SHOSHANA ROSENBERG, Overlapping Magisteria

SHOSHANA ROSENBERG, Overlapping Magisteria

Quando leggo “The Jewish Body”, come titola il primo brano di questo disco in solo della (qui) clarinettista australiana Shoshana Rosenberg, penso immediatamente a “La bambina di Pompei”, una delle poesie più acute e dolorose di Primo Levi. Dai versi dello scrittore torinese, testimone “per eccellenza” dello sterminio nazista, emerge una riflessione sul peso dell’assenza: su come la mancanza di un riferimento tangibile, corporeo appunto, tra le vittime dei campi di concentramento, abbia provocato uno smacco ai danni dei meccanismi della memoria, strumento meraviglioso ma fallace.

Quelle di Levi sono parole di intima riflessione, che scavano nella tragedia della Shoah sulla base di un riserbo necessario. Qualcosa di simile, nei toni s’intende, avviene in queste sei improvvisazioni per clarinetto basso, clarinetto in Si Bemolle e un semplice tubo di gomma: sono il lamento non urlato di una musicista che – attenzione – si dichiara queer, transgender e (anche) ebrea. E se è vero che i suoi trascorsi parlano il linguaggio dell’improvvisazione radicale, con formazioni a cavallo tra death industrial e noise, allora sorprende che Overlapping Magisteria (pubblicato dall’etichetta australiana Tone List, come il suo predecessore) sia un lavoro di spontanea eloquenza, non a caso a misura degli intenti che l’autrice rende chiari sin da subito: This record is about bodies: our bodies, my body, no body. It is a meditation, a set of lamentations, a goodbye letter to parts of me I had to abandon with haste.

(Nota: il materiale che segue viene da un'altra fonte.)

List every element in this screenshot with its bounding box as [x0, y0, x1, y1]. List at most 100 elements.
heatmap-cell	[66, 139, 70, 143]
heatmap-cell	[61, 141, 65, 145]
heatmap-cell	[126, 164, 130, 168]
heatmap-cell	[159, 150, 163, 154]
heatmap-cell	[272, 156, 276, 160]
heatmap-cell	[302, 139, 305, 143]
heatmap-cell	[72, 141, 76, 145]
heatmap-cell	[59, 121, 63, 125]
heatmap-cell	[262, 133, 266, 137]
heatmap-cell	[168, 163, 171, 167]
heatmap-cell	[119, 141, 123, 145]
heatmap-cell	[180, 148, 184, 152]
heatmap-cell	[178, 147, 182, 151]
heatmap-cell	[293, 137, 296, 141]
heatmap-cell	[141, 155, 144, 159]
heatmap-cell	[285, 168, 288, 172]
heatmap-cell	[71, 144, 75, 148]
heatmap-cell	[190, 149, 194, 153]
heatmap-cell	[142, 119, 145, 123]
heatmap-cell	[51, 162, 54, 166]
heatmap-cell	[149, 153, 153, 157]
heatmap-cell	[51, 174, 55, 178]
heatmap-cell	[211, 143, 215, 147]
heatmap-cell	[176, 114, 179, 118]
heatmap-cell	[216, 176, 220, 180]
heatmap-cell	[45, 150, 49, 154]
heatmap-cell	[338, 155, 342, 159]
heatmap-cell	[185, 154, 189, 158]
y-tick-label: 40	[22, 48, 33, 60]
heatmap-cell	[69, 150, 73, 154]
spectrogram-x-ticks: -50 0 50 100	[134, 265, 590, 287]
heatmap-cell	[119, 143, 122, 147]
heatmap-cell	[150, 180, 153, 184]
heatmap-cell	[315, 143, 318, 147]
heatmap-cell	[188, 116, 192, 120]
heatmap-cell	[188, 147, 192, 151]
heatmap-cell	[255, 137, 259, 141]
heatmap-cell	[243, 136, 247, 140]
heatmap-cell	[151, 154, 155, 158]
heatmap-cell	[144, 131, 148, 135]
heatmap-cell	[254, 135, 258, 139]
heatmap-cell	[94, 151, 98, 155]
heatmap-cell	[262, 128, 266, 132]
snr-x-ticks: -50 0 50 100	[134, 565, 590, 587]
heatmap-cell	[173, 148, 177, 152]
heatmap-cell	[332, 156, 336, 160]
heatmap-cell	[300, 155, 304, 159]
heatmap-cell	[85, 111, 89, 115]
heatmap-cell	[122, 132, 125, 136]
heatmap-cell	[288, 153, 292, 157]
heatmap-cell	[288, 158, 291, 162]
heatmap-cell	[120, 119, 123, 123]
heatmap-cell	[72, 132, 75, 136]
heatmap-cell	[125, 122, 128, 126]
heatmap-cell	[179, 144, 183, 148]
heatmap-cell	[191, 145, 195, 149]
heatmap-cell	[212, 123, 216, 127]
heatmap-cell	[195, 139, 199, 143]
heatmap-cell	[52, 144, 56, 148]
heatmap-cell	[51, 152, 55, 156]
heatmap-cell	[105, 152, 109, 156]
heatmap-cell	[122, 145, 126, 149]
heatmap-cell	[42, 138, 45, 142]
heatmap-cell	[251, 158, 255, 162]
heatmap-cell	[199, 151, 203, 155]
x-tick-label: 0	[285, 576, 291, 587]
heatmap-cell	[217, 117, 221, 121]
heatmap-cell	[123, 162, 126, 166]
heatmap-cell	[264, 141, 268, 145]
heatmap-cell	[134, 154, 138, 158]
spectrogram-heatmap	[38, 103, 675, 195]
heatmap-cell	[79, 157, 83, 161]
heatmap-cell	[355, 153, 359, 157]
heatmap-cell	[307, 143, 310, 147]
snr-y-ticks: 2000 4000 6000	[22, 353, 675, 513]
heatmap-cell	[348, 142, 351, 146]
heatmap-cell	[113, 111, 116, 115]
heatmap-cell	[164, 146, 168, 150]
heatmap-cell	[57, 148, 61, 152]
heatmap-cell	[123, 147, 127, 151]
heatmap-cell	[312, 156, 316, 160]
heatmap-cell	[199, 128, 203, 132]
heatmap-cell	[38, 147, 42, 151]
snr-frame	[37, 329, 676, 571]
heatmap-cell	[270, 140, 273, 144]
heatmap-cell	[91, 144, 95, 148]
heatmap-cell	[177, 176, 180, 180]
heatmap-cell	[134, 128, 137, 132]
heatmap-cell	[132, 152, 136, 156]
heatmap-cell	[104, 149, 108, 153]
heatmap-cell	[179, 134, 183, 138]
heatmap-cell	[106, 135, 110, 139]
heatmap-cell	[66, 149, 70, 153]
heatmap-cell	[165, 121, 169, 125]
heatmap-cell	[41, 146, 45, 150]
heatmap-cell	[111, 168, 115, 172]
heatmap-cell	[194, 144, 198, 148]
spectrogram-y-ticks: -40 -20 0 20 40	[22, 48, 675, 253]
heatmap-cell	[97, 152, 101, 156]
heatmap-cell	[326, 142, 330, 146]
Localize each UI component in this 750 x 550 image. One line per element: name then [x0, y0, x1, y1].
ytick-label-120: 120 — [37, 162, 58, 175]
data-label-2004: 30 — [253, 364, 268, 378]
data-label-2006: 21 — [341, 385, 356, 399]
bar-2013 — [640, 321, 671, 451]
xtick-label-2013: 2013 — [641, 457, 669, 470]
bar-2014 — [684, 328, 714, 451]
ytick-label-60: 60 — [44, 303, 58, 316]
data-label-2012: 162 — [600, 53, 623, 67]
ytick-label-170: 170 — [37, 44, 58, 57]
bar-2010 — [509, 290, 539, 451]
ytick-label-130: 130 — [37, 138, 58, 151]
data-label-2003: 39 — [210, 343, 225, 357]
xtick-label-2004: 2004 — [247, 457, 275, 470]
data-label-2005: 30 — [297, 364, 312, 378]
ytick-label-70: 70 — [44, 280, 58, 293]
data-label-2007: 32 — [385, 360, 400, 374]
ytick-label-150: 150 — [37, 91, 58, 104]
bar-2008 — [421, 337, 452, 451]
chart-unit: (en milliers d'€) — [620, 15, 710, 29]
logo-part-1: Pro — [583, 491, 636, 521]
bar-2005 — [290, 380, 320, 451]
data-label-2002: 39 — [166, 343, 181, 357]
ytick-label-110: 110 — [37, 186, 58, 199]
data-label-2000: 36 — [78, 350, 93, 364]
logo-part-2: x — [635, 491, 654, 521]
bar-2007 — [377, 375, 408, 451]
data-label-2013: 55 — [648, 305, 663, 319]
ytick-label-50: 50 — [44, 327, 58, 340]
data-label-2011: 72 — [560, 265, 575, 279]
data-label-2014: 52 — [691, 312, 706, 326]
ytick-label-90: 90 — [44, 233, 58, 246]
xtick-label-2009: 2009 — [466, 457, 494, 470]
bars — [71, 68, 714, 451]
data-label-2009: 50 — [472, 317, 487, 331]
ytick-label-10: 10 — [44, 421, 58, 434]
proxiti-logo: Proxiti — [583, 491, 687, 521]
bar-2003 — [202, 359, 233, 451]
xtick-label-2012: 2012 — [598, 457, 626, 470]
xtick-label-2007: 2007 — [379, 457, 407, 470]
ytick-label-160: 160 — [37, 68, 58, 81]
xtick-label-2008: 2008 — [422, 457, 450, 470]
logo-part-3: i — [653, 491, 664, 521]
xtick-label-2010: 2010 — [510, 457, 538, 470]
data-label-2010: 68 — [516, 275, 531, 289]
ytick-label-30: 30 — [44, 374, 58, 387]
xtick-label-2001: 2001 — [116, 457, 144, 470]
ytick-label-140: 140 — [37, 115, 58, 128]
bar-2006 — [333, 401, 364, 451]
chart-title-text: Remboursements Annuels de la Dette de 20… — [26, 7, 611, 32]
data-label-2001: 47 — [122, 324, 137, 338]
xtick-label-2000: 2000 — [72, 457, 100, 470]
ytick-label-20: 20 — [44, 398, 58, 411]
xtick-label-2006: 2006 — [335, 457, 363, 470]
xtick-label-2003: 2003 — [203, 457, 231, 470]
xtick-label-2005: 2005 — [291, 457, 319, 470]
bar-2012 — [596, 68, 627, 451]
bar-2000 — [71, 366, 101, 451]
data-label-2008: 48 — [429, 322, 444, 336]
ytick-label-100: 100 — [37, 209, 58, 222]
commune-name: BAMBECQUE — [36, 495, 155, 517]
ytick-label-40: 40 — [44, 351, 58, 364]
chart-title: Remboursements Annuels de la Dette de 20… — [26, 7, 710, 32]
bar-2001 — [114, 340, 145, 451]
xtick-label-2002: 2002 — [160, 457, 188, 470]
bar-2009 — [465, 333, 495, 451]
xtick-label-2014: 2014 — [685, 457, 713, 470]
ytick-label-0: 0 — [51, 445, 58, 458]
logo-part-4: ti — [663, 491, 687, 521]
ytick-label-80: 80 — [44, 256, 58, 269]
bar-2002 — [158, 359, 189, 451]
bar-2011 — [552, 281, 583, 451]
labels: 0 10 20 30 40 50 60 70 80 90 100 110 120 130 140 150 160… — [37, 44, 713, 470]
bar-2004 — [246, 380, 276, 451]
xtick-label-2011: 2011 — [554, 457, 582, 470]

E allora ascoltiamoli, questi lamenti che provengono dalle viscere: compassati e ritualistici, come nel caso di “Lehitraot”; strozzati e malinconici, come in “Ode To A Feygaleh”; ostinati sul registro basso, ed è la volta del primo brano che, malmostoso e gorgogliante, pare contenere una rabbia ancestrale. E poi cicli reiterati attorno a una singola frase sgusciante (“Walls And Towers”), oppure, ancora, istantanee quasi bucoliche e dai toni dimessi, osservate di sbieco nel caso di “A Broken Fence” e della già citata “Ode To A Feygaleh”.

Va sottolineato come, tanto nella pratica quanto nel missaggio, siano posti in rilievo i suoni di confine, quelli all’apparenza accidentali: dei tasti, delle labbra che approcciano l’ancia dei due clarinetti; soprattutto, dei momenti in cui il fiato finisce e la Rosenberg non ne ha più da soffiare. Perché Overlapping Magisteria non è un disco vibrante di salvifica spiritualità. È semmai un punto di vista sulle ferite di un individuo (di un gruppo, di un popolo).